Um vaivém no tempo como esse, cheio de drama e de crítica social, mas também de, por que não?, alegria e romance, é um dos charmes de Adoráveis Mulheres (Little Women). Trata-se da sétima adaptação cinematográfica do romance (conhecido no Brasil como Mulherzinhas) publicado em 1868 pela americana Louisa May Alcott (1832-1888) – a primeira foi em 1917, e a mais recente era a de 1994, com Winona Ryder e Christian Bale. Dirigido por Greta Gerwig, o longa que estreou em 9 de janeiro concorre a seis Oscar: incluindo melhor filme, atriz (Saoirse Ronan), atriz coadjuvante (Florence Pugh) e roteiro adaptado. Também foram indicados os figurinos fascinantes de Jacqueline Durran e a arrepiante trilha sonora composta por Alexandre Desplat, dois habitués da festa da Academia de Hollywood. O longa ainda disputa algumas das premiações prévias, como a da Associação dos Produtores (PGA), a do Sindicato dos Roteiristas e o Bafta, o principal troféu do Reino Unido.

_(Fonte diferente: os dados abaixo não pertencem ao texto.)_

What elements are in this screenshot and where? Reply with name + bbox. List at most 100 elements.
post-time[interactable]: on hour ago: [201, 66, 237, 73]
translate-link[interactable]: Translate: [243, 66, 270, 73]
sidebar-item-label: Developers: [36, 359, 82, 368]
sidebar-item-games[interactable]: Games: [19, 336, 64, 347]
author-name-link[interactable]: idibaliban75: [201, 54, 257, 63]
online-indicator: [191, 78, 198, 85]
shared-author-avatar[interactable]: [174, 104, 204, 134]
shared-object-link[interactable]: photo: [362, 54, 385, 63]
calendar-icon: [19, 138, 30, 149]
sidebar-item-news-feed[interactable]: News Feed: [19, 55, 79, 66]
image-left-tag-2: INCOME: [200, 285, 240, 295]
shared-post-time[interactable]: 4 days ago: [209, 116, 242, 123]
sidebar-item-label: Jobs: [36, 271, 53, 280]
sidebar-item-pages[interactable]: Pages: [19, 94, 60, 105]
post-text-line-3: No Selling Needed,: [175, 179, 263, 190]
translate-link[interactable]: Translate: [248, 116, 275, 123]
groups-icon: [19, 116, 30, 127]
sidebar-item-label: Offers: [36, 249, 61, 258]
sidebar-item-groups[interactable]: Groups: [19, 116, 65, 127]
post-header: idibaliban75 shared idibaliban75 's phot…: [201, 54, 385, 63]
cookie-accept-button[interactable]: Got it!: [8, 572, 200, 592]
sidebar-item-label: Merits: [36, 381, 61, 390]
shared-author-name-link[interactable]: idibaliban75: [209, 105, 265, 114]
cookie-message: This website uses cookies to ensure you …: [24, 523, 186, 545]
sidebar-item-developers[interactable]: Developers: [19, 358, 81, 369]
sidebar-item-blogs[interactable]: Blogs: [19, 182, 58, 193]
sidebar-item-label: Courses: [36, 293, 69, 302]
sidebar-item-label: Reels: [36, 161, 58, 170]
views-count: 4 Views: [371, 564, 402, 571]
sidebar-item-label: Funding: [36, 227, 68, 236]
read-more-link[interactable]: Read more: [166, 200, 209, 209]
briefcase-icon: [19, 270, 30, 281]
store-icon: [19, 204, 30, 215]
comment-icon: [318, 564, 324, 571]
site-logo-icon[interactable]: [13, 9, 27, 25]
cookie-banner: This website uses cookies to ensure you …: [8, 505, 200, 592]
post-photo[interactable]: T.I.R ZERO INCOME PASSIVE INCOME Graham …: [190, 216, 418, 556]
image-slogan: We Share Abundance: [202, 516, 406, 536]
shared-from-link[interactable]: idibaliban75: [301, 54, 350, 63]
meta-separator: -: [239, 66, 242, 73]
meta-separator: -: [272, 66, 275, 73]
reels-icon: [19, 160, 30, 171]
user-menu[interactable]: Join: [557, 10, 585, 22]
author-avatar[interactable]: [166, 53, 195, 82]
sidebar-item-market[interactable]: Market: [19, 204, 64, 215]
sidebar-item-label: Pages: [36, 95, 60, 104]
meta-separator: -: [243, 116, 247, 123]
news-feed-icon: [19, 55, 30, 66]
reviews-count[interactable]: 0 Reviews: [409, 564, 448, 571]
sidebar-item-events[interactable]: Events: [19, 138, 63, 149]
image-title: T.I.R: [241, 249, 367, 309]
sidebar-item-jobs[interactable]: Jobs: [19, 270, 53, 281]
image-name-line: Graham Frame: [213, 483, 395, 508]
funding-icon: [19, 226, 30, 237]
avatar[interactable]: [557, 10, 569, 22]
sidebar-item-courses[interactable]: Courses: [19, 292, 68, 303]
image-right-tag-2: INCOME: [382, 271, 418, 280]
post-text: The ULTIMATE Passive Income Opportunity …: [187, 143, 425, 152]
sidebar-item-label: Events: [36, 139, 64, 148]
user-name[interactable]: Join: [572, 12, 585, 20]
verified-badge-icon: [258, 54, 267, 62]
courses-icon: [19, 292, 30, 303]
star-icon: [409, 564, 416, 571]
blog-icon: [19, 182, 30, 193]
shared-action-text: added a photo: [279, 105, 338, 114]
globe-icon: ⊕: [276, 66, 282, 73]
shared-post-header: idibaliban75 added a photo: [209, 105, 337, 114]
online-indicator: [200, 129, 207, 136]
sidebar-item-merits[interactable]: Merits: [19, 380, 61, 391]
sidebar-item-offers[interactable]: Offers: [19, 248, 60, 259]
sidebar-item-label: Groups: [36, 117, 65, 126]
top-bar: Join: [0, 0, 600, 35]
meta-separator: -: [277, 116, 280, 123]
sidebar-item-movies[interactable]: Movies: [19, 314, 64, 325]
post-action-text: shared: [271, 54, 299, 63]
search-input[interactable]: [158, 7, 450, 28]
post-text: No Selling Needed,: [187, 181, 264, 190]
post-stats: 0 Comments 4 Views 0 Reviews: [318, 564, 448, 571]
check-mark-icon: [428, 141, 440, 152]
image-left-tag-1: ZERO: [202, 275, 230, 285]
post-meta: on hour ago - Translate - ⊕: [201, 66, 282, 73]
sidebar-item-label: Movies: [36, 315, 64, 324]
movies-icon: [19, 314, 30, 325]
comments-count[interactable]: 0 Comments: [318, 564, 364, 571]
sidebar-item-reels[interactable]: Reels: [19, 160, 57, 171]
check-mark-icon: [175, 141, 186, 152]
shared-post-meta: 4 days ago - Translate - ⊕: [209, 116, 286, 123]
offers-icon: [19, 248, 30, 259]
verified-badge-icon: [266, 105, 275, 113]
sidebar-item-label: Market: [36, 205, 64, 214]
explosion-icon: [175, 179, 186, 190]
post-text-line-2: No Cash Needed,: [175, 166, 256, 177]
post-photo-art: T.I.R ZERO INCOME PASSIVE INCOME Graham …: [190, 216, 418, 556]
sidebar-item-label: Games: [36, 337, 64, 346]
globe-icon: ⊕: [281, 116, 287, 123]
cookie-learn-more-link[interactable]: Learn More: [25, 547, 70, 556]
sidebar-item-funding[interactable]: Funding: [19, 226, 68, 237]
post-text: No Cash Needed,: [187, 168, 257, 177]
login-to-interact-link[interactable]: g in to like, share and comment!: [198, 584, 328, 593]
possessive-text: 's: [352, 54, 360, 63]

Grande parte desse encantamento se deve ao time de atrizes e sua diretora, que, juntas, fazem da sala de cinema uma Casa das Sete Adoráveis Mulheres. Confira:
Saoirse Ronan
É a alma e o pulmão do filme, Josephine March, a Jo, a escritora da família. Ela tem traços da própria Louisa May Alcott – na cena de abertura, ouve de um editor uma regra fundamental para histórias com protagonista feminina:
— Ou ela casa, ou ela tem de morrer. Tanto faz.
Mas Jo é um espírito indômito ("Deus ainda não enfrentou a minha vontade", ela diz a certa altura), uma personagem à qual Saoirse Ronan se entrega de tal maneira que, em alguns instantes, parece que vai saltar para fora da tela, de tão viva. Nova-iorquina filha de atores irlandeses, ela concorreu ao Globo de Ouro e, aos 25 anos, disputa pela quarta vez o Oscar. Foi indicada a melhor atriz por Lady Bird (2017), outra parceria com Greta Gerwig, e Brooklyn (2015) e como coadjuvante por Desejo e Reparação (2007). Curiosidade: estes dois últimos filmes também são adaptações cinematográficas de romances celebrados.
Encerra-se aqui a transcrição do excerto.